Eine überaus kompakte Sache also, die das Viertel auch zu Fuß bequem entdecken lässt. Das gefällt mir auf Anhieb – zumal die Überschaubarkeit der hier anzutreffenden Vielfalt keinerlei Abbruch tut.

Kreative wie kulinarische Vielfalt auf engem Raum – das kenne ich zwar auch aus Frankfurt. Eine derartig beeindruckende Konzentration von kleinen Boutiquen, ausgefallenen Geschäften, quirligen Cafés und Essen aus aller Welt innerhalb eines einzigen Straßenzuges habe ich jedoch noch nirgends gesehen. “Gefällt mir” Nummer zwei!

Architektur & Wohnen

Ein Großteil der Wohnhäuser besteht aus (oftmals frisch sanierten, wen wundert’s…) schmucken Gründerzeitbauten, welche in nettem Kontrast der alten Backsteinbauten von der benachbarten ehemaligen Rinderhalle (hier findet samstags ein großer Flohmarkt statt!) und Fabriken stehen.

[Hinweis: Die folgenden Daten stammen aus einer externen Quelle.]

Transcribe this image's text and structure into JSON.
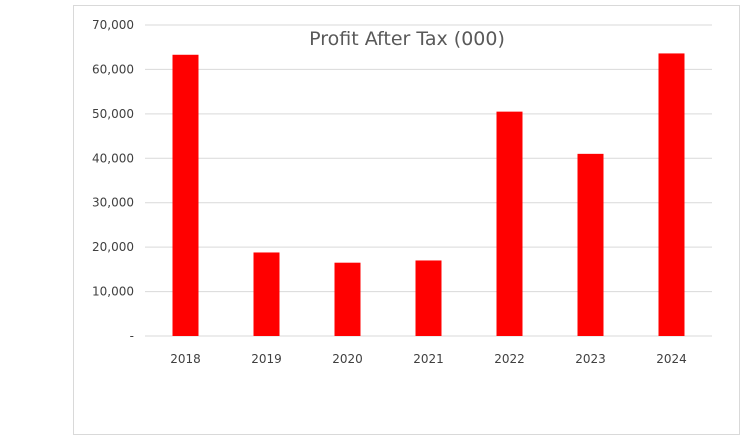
{
  "chart_data": {
    "type": "bar",
    "title": "Profit After Tax (000)",
    "xlabel": "",
    "ylabel": "",
    "categories": [
      "2018",
      "2019",
      "2020",
      "2021",
      "2022",
      "2023",
      "2024"
    ],
    "values": [
      63300,
      18800,
      16500,
      17000,
      50500,
      41000,
      63600
    ],
    "ylim": [
      0,
      70000
    ],
    "yticks": [
      0,
      10000,
      20000,
      30000,
      40000,
      50000,
      60000,
      70000
    ],
    "ytick_labels": [
      "-",
      "10,000",
      "20,000",
      "30,000",
      "40,000",
      "50,000",
      "60,000",
      "70,000"
    ],
    "grid": true,
    "legend": "none",
    "bar_color": "#ff0000",
    "grid_color": "#d9d9d9"
  }
}
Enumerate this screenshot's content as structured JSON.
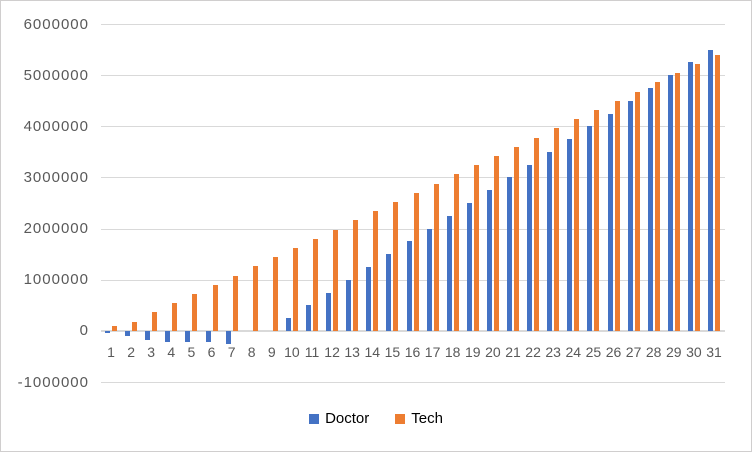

Ein Nebeneinander, das ich so auch in Frankfurt noch nicht gesehen habe.

Als ich durch die Hinterhöfe der Wohnblöcke schleiche, wird ein Gefühl der Idylle in mir wach. Die nach innen gerichteten,offenen Balkone verströmen eine sehr nachbarschaftlichen Atmosphäre, die durch die bunt und wild bepflanzten Beete allerorts noch verstärkt wird. Ich muss schmunzeln, als ich auf zahlreichen der Balkone Fixie-Bikes erspähe. Nächstes Klischee erfüllt!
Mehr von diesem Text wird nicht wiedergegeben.